Poetic prose

At the outset of the chapter I gave a broad definition of poetry that (for the purposes of the present inquiry) identified its essence not in the use of metre but in the adoption of high style, 'a style which diverges from the ordinary by using elevated or archaic vocabulary, ornamental epithets, figures of speech, a contrived word order, or other artificial features'. I flagged the possibility that Indo-European practice might have recognized the use of such a style for certain sorts of composition that were not in verse.

Something of the kind is in fact found in several branches of the tradition.95 It appears especially in prayers and religious ritual, where correct and lofty wording was called for. From India Watkins cites the liturgy of the Asvamedha, the great horse sacrifice associated with the installation of a king. Some of the mantras are in regular verse, others are 'held together more by grammatical parallelism than by metre'. Avestan examples include the Gatha of the Seven Chapters (Y. 35-41), which is divided into lines and strophes or periods, but is stylized prose, not metrical. Early Latin and Umbrian litanies show the same characteristics, and so do formulae prescribed for utterance in Hittite ritual texts. Greek priests intoned non-metrical but formally structured prayers, as evidenced by the parodies in Aristophanes' Birds (864-88) and Thesmophoriazousai (295-311).

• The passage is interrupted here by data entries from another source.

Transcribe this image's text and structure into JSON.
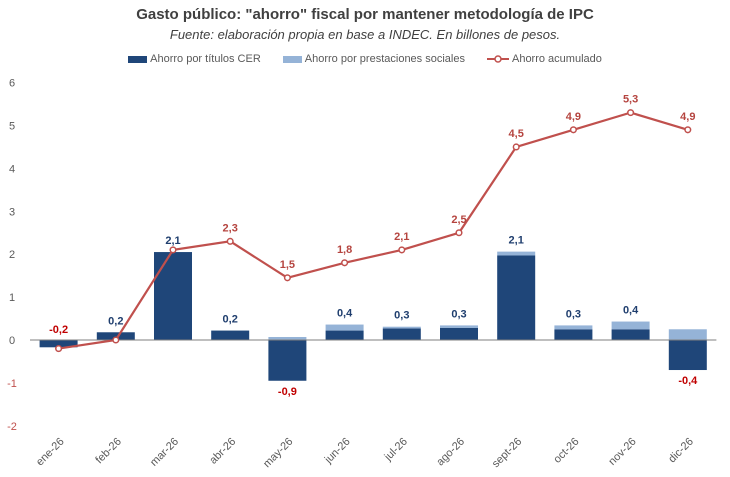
{
  "chart_data": {
    "type": "bar+line",
    "title": "Gasto público: \"ahorro\" fiscal por mantener metodología de IPC",
    "subtitle": "Fuente: elaboración propia en base a INDEC. En billones de pesos.",
    "categories": [
      "ene-26",
      "feb-26",
      "mar-26",
      "abr-26",
      "may-26",
      "jun-26",
      "jul-26",
      "ago-26",
      "sept-26",
      "oct-26",
      "nov-26",
      "dic-26"
    ],
    "series": [
      {
        "name": "Ahorro por títulos CER",
        "type": "bar",
        "stacked": true,
        "color": "#1f4679",
        "values": [
          -0.17,
          0.18,
          2.05,
          0.22,
          -0.95,
          0.22,
          0.27,
          0.28,
          1.97,
          0.25,
          0.25,
          -0.7
        ]
      },
      {
        "name": "Ahorro por prestaciones sociales",
        "type": "bar",
        "stacked": true,
        "color": "#95b3d7",
        "values": [
          0,
          0,
          0,
          0,
          0.07,
          0.14,
          0.04,
          0.06,
          0.09,
          0.09,
          0.18,
          0.25
        ]
      },
      {
        "name": "Ahorro acumulado",
        "type": "line",
        "color": "#c0504d",
        "values": [
          -0.2,
          0.0,
          2.1,
          2.3,
          1.45,
          1.8,
          2.1,
          2.5,
          4.5,
          4.9,
          5.3,
          4.9
        ]
      }
    ],
    "bar_labels": [
      "-0,2",
      "0,2",
      "2,1",
      "0,2",
      "-0,9",
      "0,4",
      "0,3",
      "0,3",
      "2,1",
      "0,3",
      "0,4",
      "-0,4"
    ],
    "line_labels": [
      "",
      "",
      "",
      "2,3",
      "1,5",
      "1,8",
      "2,1",
      "2,5",
      "4,5",
      "4,9",
      "5,3",
      "4,9"
    ],
    "line_label_first": "-0,2",
    "yticks": [
      "6",
      "5",
      "4",
      "3",
      "2",
      "1",
      "0",
      "-1",
      "-2"
    ],
    "ylim": [
      -2,
      6
    ],
    "grid": false,
    "legend": "top",
    "label_colors": {
      "bar_positive": "#1f3e6e",
      "negative": "#c00000",
      "line": "#b5443f"
    }
  }
}
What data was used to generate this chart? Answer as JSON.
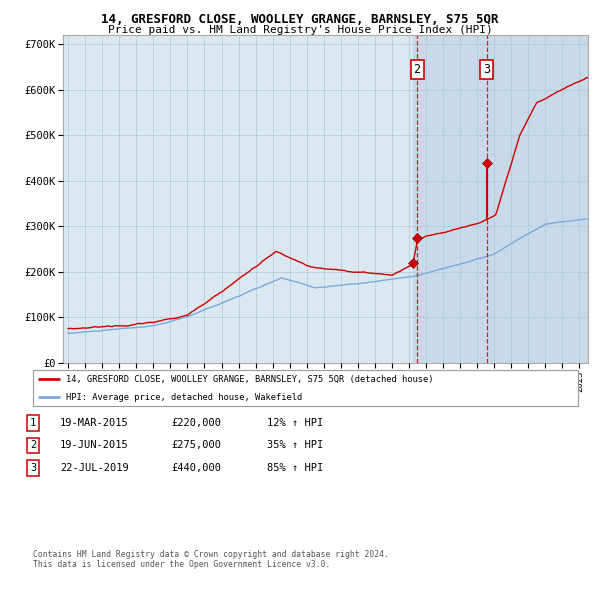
{
  "title": "14, GRESFORD CLOSE, WOOLLEY GRANGE, BARNSLEY, S75 5QR",
  "subtitle": "Price paid vs. HM Land Registry's House Price Index (HPI)",
  "legend_label_red": "14, GRESFORD CLOSE, WOOLLEY GRANGE, BARNSLEY, S75 5QR (detached house)",
  "legend_label_blue": "HPI: Average price, detached house, Wakefield",
  "footer1": "Contains HM Land Registry data © Crown copyright and database right 2024.",
  "footer2": "This data is licensed under the Open Government Licence v3.0.",
  "transactions": [
    {
      "num": 1,
      "date": "19-MAR-2015",
      "price": 220000,
      "pct": "12%",
      "direction": "↑"
    },
    {
      "num": 2,
      "date": "19-JUN-2015",
      "price": 275000,
      "pct": "35%",
      "direction": "↑"
    },
    {
      "num": 3,
      "date": "22-JUL-2019",
      "price": 440000,
      "pct": "85%",
      "direction": "↑"
    }
  ],
  "vline_dates": [
    2015.47,
    2019.56
  ],
  "marker_dates": [
    2015.22,
    2015.47,
    2019.56
  ],
  "marker_prices": [
    220000,
    275000,
    440000
  ],
  "label_nums": [
    2,
    3
  ],
  "label_dates": [
    2015.47,
    2019.56
  ],
  "bg_shaded_start": 2015.22,
  "ylim": [
    0,
    720000
  ],
  "yticks": [
    0,
    100000,
    200000,
    300000,
    400000,
    500000,
    600000,
    700000
  ],
  "ytick_labels": [
    "£0",
    "£100K",
    "£200K",
    "£300K",
    "£400K",
    "£500K",
    "£600K",
    "£700K"
  ],
  "xlim_start": 1994.7,
  "xlim_end": 2025.5,
  "red_color": "#cc0000",
  "blue_color": "#7aaadd",
  "chart_bg_color": "#dce8f0",
  "shaded_color": "#c8daea",
  "grid_color": "#b0c8d8",
  "title_fontsize": 9.0,
  "subtitle_fontsize": 8.0
}
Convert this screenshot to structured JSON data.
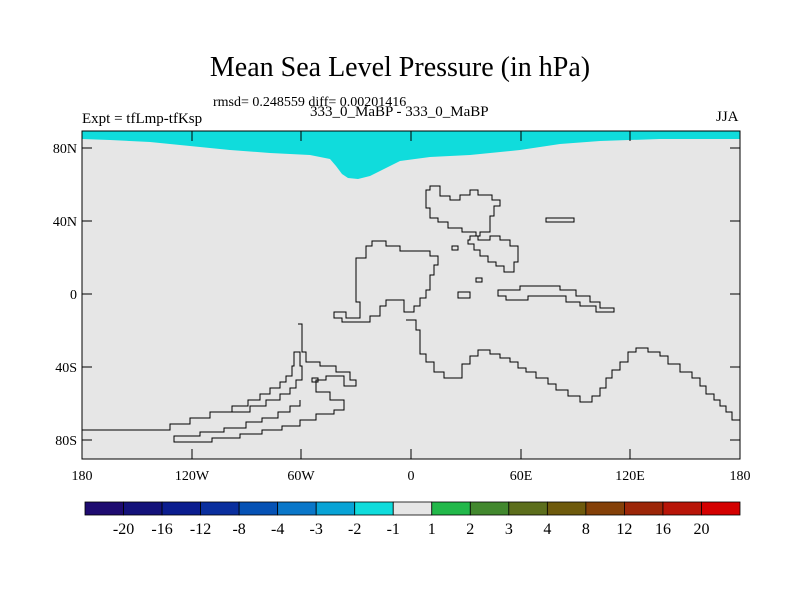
{
  "title": "Mean Sea Level Pressure (in hPa)",
  "stats": "rmsd= 0.248559 diff= 0.00201416",
  "left_label": "Expt = tfLmp-tfKsp",
  "center_label": "333_0_MaBP - 333_0_MaBP",
  "right_label": "JJA",
  "y_ticks": [
    "80N",
    "40N",
    "0",
    "40S",
    "80S"
  ],
  "x_ticks": [
    "180",
    "120W",
    "60W",
    "0",
    "60E",
    "120E",
    "180"
  ],
  "colorbar": {
    "labels": [
      "-20",
      "-16",
      "-12",
      "-8",
      "-4",
      "-3",
      "-2",
      "-1",
      "1",
      "2",
      "3",
      "4",
      "8",
      "12",
      "16",
      "20"
    ],
    "colors": [
      "#1e0b70",
      "#14127a",
      "#0b1d8f",
      "#0a2f9e",
      "#0552b5",
      "#0a77c9",
      "#08a3d6",
      "#10dcdc",
      "#e6e6e6",
      "#22b84a",
      "#42882e",
      "#5c6e1c",
      "#6e5a0c",
      "#844008",
      "#9c2608",
      "#b81508",
      "#d40000"
    ]
  },
  "colors": {
    "background_field": "#e6e6e6",
    "anomaly_fill": "#10dcdc",
    "contour": "#000000"
  }
}
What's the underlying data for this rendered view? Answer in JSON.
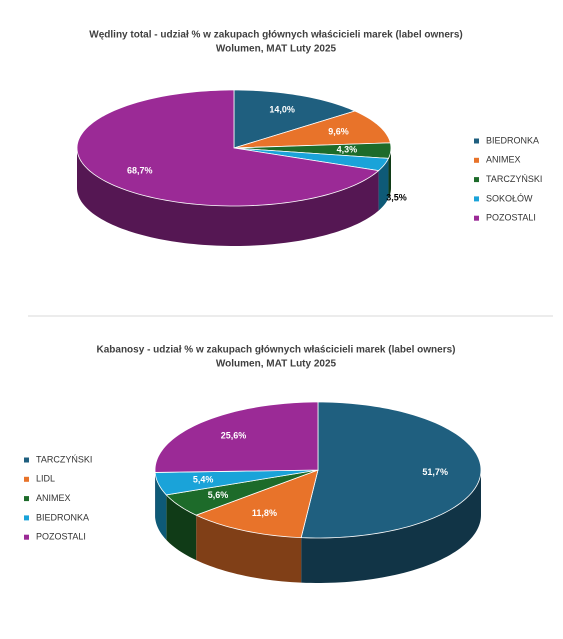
{
  "chart_data": [
    {
      "type": "pie3d",
      "title": "Wędliny total - udział % w zakupach głównych właścicieli marek (label owners)",
      "subtitle": "Wolumen, MAT Luty 2025",
      "categories": [
        "BIEDRONKA",
        "ANIMEX",
        "TARCZYŃSKI",
        "SOKOŁÓW",
        "POZOSTALI"
      ],
      "values": [
        14.0,
        9.6,
        4.3,
        3.5,
        68.7
      ],
      "value_labels": [
        "14,0%",
        "9,6%",
        "4,3%",
        "3,5%",
        "68,7%"
      ],
      "colors": [
        "#1f5f7f",
        "#e8732a",
        "#1d6b2a",
        "#1aa3d9",
        "#9b2a96"
      ],
      "legend": "right"
    },
    {
      "type": "pie3d",
      "title": "Kabanosy - udział % w zakupach głównych właścicieli marek (label owners)",
      "subtitle": "Wolumen, MAT Luty 2025",
      "categories": [
        "TARCZYŃSKI",
        "LIDL",
        "ANIMEX",
        "BIEDRONKA",
        "POZOSTALI"
      ],
      "values": [
        51.7,
        11.8,
        5.6,
        5.4,
        25.6
      ],
      "value_labels": [
        "51,7%",
        "11,8%",
        "5,6%",
        "5,4%",
        "25,6%"
      ],
      "colors": [
        "#1f5f7f",
        "#e8732a",
        "#1d6b2a",
        "#1aa3d9",
        "#9b2a96"
      ],
      "legend": "left"
    }
  ]
}
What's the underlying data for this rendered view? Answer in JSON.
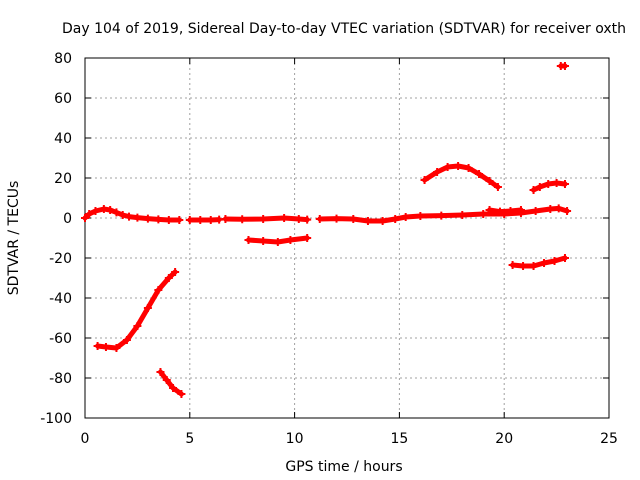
{
  "chart_data": {
    "type": "scatter",
    "title": "Day 104 of 2019, Sidereal Day-to-day VTEC variation (SDTVAR) for receiver oxth",
    "xlabel": "GPS time / hours",
    "ylabel": "SDTVAR / TECUs",
    "xlim": [
      0,
      25
    ],
    "ylim": [
      -100,
      80
    ],
    "xticks": [
      0,
      5,
      10,
      15,
      20,
      25
    ],
    "yticks": [
      -100,
      -80,
      -60,
      -40,
      -20,
      0,
      20,
      40,
      60,
      80
    ],
    "grid": true,
    "marker_color": "#ff0000",
    "segments": [
      {
        "points": [
          [
            0,
            0
          ],
          [
            0.2,
            2
          ],
          [
            0.5,
            3.5
          ],
          [
            0.9,
            4.5
          ],
          [
            1.2,
            4
          ],
          [
            1.5,
            2.8
          ],
          [
            1.8,
            1.5
          ],
          [
            2.1,
            0.7
          ],
          [
            2.5,
            0.2
          ],
          [
            3,
            -0.3
          ],
          [
            3.5,
            -0.7
          ],
          [
            4,
            -1
          ],
          [
            4.5,
            -1
          ]
        ]
      },
      {
        "points": [
          [
            5,
            -1
          ],
          [
            5.5,
            -1
          ],
          [
            6,
            -1
          ],
          [
            6.4,
            -0.8
          ]
        ]
      },
      {
        "points": [
          [
            6.7,
            -0.5
          ],
          [
            7.5,
            -0.6
          ],
          [
            8.5,
            -0.5
          ],
          [
            9.5,
            0
          ],
          [
            10.2,
            -0.5
          ],
          [
            10.6,
            -0.8
          ]
        ]
      },
      {
        "points": [
          [
            11.2,
            -0.5
          ],
          [
            12,
            -0.3
          ],
          [
            12.8,
            -0.5
          ],
          [
            13.5,
            -1.5
          ],
          [
            14.2,
            -1.5
          ],
          [
            14.8,
            -0.5
          ],
          [
            15.3,
            0.5
          ],
          [
            16,
            1
          ],
          [
            17,
            1.2
          ],
          [
            18,
            1.5
          ],
          [
            19,
            2
          ],
          [
            20,
            2
          ],
          [
            20.8,
            2.5
          ],
          [
            21.5,
            3.5
          ],
          [
            22.2,
            4.5
          ],
          [
            22.6,
            4.8
          ],
          [
            23,
            3.5
          ]
        ]
      },
      {
        "points": [
          [
            19.3,
            4
          ],
          [
            19.8,
            3.2
          ],
          [
            20.3,
            3.5
          ],
          [
            20.8,
            4
          ]
        ]
      },
      {
        "points": [
          [
            0.6,
            -64
          ],
          [
            1,
            -64.5
          ],
          [
            1.5,
            -65
          ],
          [
            2,
            -61
          ],
          [
            2.5,
            -54
          ],
          [
            3,
            -45
          ],
          [
            3.5,
            -36
          ],
          [
            4,
            -30
          ],
          [
            4.3,
            -27
          ]
        ]
      },
      {
        "points": [
          [
            3.6,
            -77
          ],
          [
            3.9,
            -81
          ],
          [
            4.2,
            -85
          ],
          [
            4.6,
            -88
          ]
        ]
      },
      {
        "points": [
          [
            7.8,
            -11
          ],
          [
            8.5,
            -11.5
          ],
          [
            9.2,
            -12
          ],
          [
            9.8,
            -11
          ],
          [
            10.6,
            -10
          ]
        ]
      },
      {
        "points": [
          [
            16.2,
            19
          ],
          [
            16.8,
            23
          ],
          [
            17.3,
            25.5
          ],
          [
            17.8,
            26
          ],
          [
            18.3,
            25
          ],
          [
            18.8,
            22
          ],
          [
            19.3,
            18.5
          ],
          [
            19.7,
            15.5
          ]
        ]
      },
      {
        "points": [
          [
            20.4,
            -23.5
          ],
          [
            20.9,
            -24
          ],
          [
            21.4,
            -24
          ],
          [
            21.9,
            -22.5
          ],
          [
            22.4,
            -21.5
          ],
          [
            22.9,
            -20
          ]
        ]
      },
      {
        "points": [
          [
            21.4,
            14
          ],
          [
            21.7,
            15.5
          ],
          [
            22.1,
            17
          ],
          [
            22.5,
            17.5
          ],
          [
            22.9,
            17
          ]
        ]
      },
      {
        "points": [
          [
            22.7,
            76
          ],
          [
            22.9,
            76
          ]
        ]
      }
    ]
  }
}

Similar stylistic features could appear in secular use in formal rhetoric or high-flown narrative. One may refer to the fragments of the earliest Greek and Roman orators, who were no doubt continuing and developing longstanding traditions. Their too conspicuous artifice was found unsuited to the serious art of persuasion and was toned down by their successors, yet it left a permanent mark on ancient oratory. In Ireland there was a form of writing called rosc or roscad, associated with legal and narrative texts. It embraced both syllabic verse in the older, non-rhyming style and a sort of poetic prose marked by alliteration, balancing clauses with grammatical parallelism, strained syntax, perturbed word order, and 'strophic' organization.